Il devient urgent de réinterroger les choix urbanistiques de la Tunisie pour qu’ils reflètent une vision humaine de la ville — non pas une juxtaposition d’appartements, mais une communauté vivante. Car l’architecture peut fabriquer du lien social, comme elle peut aussi le détruire. (Ph. Médina de Tunis : créer du lien social).

Zouhaïr Ben Amor *

Nos villes sont les miroirs silencieux de nos âmes collectives. Elles révèlent notre rapport à l’autre, au temps, à la nature. Ce que nous appelons «urbanisme» n’est pas qu’un exercice d’ingénierie : c’est une mise en forme de notre société, une écriture invisible qui traduit nos valeurs.

La Tunisie, comme beaucoup de nations en mutation rapide, a vu son paysage urbain se transformer en quelques décennies : des médinas humaines et poreuses, nous sommes passés à des banlieues standardisées, où l’anonymat est devenu la règle. Derrière les murs des immeubles collectifs, chacun vit replié sur soi, tandis que les rues, autrefois lieux de sociabilité, se réduisent à de simples couloirs de transit.

Pourtant, l’habitat peut être un ferment de fraternité. La disposition des maisons, la présence d’une cour, d’un banc ou d’un arbre peut inviter à la rencontre. Mal pensée, l’architecture isole ; bien pensée, elle relie. Il devient donc urgent de réinterroger nos choix urbanistiques pour qu’ils reflètent une vision humaine de la ville — non pas une juxtaposition d’appartements, mais une communauté vivante.

L’urbanisme : science de l’espace, science du vivre ensemble

L’urbanisme ne se limite pas à dessiner des rues et des bâtiments. Il organise la cohabitation des individus et modèle leurs comportements. Henri Lefebvre, dans ‘‘Le Droit à la ville’’ (1968), insistait sur le fait que l’espace urbain n’est jamais neutre : il est le produit d’un rapport social. L’urbaniste ne trace pas seulement des plans, il définit les conditions de la vie collective.

Jane Jacobs, dans ‘‘The Death and Life of Great American Cities’’ (1961), a montré que la vitalité d’un quartier dépend de la présence d’espaces mixtes et d’activités diverses. Les rues animées, disait-elle, sont les plus sûres parce qu’elles sont «surveillées» naturellement par les habitants : «Eyes on the street». À l’inverse, les grands ensembles isolés, fruits d’une vision technocratique de la ville, ont engendré la désocialisation.

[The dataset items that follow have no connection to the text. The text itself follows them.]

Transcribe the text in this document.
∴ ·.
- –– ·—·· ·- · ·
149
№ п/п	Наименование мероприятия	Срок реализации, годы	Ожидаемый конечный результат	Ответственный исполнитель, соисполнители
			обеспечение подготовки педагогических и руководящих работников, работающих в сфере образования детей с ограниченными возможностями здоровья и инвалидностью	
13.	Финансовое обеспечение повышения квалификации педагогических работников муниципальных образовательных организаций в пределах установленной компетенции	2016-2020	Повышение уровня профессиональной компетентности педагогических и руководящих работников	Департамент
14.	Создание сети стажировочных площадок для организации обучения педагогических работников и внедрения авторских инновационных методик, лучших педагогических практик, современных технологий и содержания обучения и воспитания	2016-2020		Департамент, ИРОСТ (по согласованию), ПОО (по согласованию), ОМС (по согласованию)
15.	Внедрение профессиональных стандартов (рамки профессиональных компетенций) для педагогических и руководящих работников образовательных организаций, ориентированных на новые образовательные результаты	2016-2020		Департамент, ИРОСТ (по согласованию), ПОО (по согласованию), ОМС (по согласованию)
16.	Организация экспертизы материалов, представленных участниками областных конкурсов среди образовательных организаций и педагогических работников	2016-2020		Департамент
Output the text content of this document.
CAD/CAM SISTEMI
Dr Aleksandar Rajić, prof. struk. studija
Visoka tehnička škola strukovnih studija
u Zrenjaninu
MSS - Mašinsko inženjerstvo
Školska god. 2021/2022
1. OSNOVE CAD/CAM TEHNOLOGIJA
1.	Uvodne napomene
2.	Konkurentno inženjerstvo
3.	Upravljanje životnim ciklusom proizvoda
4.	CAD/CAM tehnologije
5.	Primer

Le Corbusier, dans ‘‘La Charte d’Athènes’’ (1943), rêvait de villes fonctionnelles et géométriques, séparant rigoureusement les zones d’habitation, de travail et de loisirs. Ce modèle, séduisant sur le papier, a souvent produit dans la réalité des espaces sans âme.

Les théoriciens contemporains comme Françoise Choay (‘‘L’Urbanisme, utopies et réalités’’, 1965) ou Richard Sennett (‘‘Building and Dwelling: Ethics for the City’’, 2018) rappellent que l’urbanisme doit redevenir une éthique du vivre-ensemble. La ville est d’abord un organisme social, et son architecture doit refléter cette vocation.

La Tunisie urbaine : du village au bloc de béton

Jusqu’aux années 1960, les villes tunisiennes étaient des mosaïques humaines. Les médinas, avec leurs ruelles étroites, favorisaient la rencontre et la solidarité. Les maisons s’ouvraient sur des patios intérieurs, véritables cœurs battants où s’exprimait l’équilibre entre intimité et convivialité.

Mais la modernisation postindépendance a bouleversé cet équilibre. Sous l’effet de la croissance démographique et des politiques de logement de masse, on a vu surgir des cités entières à la périphérie des grandes villes : blocs d’immeubles identiques, sans âme, ni verdure, ni cœur communautaire. Ce fut la victoire du modèle «fonctionnel» sur l’humain.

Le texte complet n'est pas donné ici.